Adrianson, Lillemor*
Boras University, Sweden (lillemor.adrianson@hb.se)

Ramdhani, Neila
Gadjah Mada University, Indonesia (neila.ramdhani@ugm.id)

Abstract:

The purpose of the present study was to describe experience of envy in two different cultures, Indonesia and Sweden. Envy is a feeling that most people have experienced and mostly regards as shameful. The concept relates to a variety of feeling that shows its complexity. The result shows that envy had a wider meaning in the Indonesian language than in Swedish, and consisted of emotional words that were rare among the Swedish respondents.
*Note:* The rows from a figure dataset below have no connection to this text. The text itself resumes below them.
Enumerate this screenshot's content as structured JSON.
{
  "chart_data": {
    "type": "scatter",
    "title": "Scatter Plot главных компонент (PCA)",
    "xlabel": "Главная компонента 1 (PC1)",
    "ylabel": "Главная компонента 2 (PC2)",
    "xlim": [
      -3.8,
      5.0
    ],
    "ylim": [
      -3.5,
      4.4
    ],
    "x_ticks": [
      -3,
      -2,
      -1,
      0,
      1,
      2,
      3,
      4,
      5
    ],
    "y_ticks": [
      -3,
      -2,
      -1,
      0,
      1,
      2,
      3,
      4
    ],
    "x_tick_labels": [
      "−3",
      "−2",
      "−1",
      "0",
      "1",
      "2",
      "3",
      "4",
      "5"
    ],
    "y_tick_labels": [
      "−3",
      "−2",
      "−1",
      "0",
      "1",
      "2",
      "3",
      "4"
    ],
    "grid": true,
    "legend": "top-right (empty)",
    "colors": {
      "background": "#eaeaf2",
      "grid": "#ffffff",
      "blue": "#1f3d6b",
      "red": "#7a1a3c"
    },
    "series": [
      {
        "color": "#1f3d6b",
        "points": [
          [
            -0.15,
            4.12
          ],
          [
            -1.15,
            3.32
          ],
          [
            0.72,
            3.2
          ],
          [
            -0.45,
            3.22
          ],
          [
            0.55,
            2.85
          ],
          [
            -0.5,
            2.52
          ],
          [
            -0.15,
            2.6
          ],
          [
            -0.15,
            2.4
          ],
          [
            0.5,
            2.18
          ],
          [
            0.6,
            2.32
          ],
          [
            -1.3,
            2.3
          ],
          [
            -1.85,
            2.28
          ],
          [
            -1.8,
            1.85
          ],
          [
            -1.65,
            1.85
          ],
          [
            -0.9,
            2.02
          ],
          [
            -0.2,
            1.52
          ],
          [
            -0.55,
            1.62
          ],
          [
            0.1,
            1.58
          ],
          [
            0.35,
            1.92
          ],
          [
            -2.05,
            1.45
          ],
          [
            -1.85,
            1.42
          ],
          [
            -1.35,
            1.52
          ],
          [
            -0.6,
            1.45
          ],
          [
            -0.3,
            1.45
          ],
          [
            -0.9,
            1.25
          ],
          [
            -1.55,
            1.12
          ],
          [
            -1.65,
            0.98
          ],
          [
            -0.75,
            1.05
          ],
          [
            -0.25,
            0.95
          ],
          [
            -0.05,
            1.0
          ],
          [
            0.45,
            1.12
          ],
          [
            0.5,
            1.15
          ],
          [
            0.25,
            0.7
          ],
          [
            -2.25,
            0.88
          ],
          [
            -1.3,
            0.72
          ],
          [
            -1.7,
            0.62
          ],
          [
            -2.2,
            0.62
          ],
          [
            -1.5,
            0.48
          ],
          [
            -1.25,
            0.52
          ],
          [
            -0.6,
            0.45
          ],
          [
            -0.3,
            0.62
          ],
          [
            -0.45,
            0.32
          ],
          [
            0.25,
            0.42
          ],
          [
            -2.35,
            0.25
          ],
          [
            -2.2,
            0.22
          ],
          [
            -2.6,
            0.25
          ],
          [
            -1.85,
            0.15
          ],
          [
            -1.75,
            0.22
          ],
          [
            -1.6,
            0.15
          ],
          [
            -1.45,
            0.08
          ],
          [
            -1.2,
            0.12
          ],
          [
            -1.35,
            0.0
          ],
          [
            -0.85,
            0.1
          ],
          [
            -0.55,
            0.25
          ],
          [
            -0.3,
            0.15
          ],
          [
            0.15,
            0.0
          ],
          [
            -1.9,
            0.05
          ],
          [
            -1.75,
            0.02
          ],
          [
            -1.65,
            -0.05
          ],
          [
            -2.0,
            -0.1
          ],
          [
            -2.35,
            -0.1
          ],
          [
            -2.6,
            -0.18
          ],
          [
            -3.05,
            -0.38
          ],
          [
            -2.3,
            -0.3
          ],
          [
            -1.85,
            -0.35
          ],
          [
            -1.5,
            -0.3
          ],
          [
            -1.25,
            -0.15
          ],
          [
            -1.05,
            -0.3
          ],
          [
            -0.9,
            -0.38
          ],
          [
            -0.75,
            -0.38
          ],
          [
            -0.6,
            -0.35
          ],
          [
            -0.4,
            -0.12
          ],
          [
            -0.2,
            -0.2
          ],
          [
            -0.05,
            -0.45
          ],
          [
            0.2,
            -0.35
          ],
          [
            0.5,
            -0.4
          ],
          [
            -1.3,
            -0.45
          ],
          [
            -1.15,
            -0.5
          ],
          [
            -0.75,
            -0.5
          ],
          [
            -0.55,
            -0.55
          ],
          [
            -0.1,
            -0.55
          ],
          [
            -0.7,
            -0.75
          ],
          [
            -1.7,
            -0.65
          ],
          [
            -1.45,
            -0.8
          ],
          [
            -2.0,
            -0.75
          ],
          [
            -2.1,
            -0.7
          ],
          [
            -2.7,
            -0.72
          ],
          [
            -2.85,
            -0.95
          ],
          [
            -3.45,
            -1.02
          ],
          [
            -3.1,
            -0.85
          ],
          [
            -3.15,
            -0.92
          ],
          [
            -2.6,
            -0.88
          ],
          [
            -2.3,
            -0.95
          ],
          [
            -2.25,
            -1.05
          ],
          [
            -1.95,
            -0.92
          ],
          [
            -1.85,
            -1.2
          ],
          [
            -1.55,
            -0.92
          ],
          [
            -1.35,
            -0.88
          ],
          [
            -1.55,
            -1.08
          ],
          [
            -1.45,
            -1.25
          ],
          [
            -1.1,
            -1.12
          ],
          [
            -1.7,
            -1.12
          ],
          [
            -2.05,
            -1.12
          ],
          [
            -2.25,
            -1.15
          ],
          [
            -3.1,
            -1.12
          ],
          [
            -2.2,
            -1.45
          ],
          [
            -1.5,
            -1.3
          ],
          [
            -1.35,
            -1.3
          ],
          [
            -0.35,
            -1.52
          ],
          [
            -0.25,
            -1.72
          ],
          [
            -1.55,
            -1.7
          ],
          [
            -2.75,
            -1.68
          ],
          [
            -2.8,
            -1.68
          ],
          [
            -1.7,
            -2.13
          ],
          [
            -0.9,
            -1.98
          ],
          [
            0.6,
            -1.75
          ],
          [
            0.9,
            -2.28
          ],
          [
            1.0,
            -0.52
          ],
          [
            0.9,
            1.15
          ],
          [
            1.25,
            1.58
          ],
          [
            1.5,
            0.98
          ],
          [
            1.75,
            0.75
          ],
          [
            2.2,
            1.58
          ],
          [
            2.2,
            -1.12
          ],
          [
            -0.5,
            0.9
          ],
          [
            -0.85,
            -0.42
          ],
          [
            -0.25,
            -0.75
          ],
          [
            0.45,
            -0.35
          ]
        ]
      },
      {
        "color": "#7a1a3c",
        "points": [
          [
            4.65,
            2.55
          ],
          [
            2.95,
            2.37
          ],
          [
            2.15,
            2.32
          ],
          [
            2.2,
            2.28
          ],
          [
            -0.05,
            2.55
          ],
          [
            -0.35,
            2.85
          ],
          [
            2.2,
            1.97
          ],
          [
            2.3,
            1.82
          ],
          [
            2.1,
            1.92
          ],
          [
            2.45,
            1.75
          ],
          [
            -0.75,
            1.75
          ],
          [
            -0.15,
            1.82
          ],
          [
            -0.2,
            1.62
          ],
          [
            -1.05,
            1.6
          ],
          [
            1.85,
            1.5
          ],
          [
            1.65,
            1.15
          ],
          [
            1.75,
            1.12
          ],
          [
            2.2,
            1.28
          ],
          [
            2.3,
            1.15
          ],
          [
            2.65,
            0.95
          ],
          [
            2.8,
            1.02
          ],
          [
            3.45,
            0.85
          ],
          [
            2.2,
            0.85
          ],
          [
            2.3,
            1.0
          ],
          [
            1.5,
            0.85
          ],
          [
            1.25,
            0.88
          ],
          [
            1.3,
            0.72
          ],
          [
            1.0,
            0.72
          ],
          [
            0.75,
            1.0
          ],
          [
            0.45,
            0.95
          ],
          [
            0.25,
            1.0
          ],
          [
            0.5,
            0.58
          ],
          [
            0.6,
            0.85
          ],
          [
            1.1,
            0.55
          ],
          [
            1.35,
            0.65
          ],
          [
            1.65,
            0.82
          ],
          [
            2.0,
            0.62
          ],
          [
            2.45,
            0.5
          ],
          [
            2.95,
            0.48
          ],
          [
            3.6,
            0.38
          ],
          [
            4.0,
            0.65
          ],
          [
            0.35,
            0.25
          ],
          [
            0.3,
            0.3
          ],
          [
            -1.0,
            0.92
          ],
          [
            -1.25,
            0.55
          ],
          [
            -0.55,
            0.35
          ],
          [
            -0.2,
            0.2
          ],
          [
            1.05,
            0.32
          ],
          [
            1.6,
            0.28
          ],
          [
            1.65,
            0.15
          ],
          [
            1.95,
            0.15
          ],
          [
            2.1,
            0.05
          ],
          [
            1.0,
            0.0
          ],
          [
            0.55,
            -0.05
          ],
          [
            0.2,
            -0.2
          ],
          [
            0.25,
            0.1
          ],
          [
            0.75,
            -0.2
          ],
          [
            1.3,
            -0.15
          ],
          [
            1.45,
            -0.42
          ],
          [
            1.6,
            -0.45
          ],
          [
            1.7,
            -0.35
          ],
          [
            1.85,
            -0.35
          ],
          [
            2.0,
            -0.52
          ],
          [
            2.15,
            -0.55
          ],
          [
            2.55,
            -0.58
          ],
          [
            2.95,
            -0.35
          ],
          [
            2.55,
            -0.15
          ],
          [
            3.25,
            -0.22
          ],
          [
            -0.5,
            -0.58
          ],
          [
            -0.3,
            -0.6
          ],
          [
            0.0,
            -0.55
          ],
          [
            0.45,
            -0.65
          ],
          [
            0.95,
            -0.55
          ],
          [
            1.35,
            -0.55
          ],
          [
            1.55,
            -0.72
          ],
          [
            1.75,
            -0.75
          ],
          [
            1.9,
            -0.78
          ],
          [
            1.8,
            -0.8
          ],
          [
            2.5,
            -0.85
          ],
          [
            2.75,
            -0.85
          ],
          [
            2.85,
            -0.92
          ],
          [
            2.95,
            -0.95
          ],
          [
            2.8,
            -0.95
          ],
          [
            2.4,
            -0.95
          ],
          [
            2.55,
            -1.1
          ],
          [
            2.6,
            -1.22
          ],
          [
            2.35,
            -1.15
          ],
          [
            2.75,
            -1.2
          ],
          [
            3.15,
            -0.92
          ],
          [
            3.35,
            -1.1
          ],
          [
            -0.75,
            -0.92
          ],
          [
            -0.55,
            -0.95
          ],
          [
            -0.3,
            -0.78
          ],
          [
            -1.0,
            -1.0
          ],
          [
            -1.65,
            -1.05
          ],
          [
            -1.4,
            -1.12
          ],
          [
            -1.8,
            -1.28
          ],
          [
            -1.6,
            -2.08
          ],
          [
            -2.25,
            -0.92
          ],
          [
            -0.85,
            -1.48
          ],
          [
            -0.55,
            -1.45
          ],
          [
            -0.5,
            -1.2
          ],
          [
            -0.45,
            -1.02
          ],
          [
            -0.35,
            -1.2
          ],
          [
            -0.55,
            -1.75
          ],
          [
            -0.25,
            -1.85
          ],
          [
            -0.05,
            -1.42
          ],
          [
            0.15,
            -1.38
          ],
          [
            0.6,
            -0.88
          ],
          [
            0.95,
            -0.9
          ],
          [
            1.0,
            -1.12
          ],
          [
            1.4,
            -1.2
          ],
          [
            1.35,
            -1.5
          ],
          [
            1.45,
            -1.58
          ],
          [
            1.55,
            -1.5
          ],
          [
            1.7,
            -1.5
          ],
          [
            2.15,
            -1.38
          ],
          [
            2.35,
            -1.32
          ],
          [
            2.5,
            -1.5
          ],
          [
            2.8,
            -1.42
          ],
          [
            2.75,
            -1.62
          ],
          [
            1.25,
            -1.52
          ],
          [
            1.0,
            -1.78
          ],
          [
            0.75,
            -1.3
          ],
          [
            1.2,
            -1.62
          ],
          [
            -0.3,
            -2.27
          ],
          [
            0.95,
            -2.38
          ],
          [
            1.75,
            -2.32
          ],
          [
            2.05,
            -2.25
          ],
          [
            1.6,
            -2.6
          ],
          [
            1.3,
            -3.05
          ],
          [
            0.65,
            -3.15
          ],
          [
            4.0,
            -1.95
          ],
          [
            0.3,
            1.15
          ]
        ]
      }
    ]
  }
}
The Swedish respondents’ descriptions were, with few exceptions, connected to a malicious (ill will) meaning while it was obvious that the Javanese respondents used also the concept of benign envy (without ill will). Jealousy and envy seemed to overlap each other more in Bahasa Indonesia than in the Swedish use of the words. The latter had a distinct word for schadenfreude that was lacking in Bahasa Indonesia. For the Swedish respondents, wanting to have what another person possesses was a central element of envy, for example prosperity or competence. The Javanese respondents stressed relationships, achievements and personal characteristics’ as main causes for envy. Both the Swedish and Javanese respondents reported that a person who they knew and with whom they had an established relationship, such as a friend or a fellow student, had envied them and the causes for this were about the same as their own.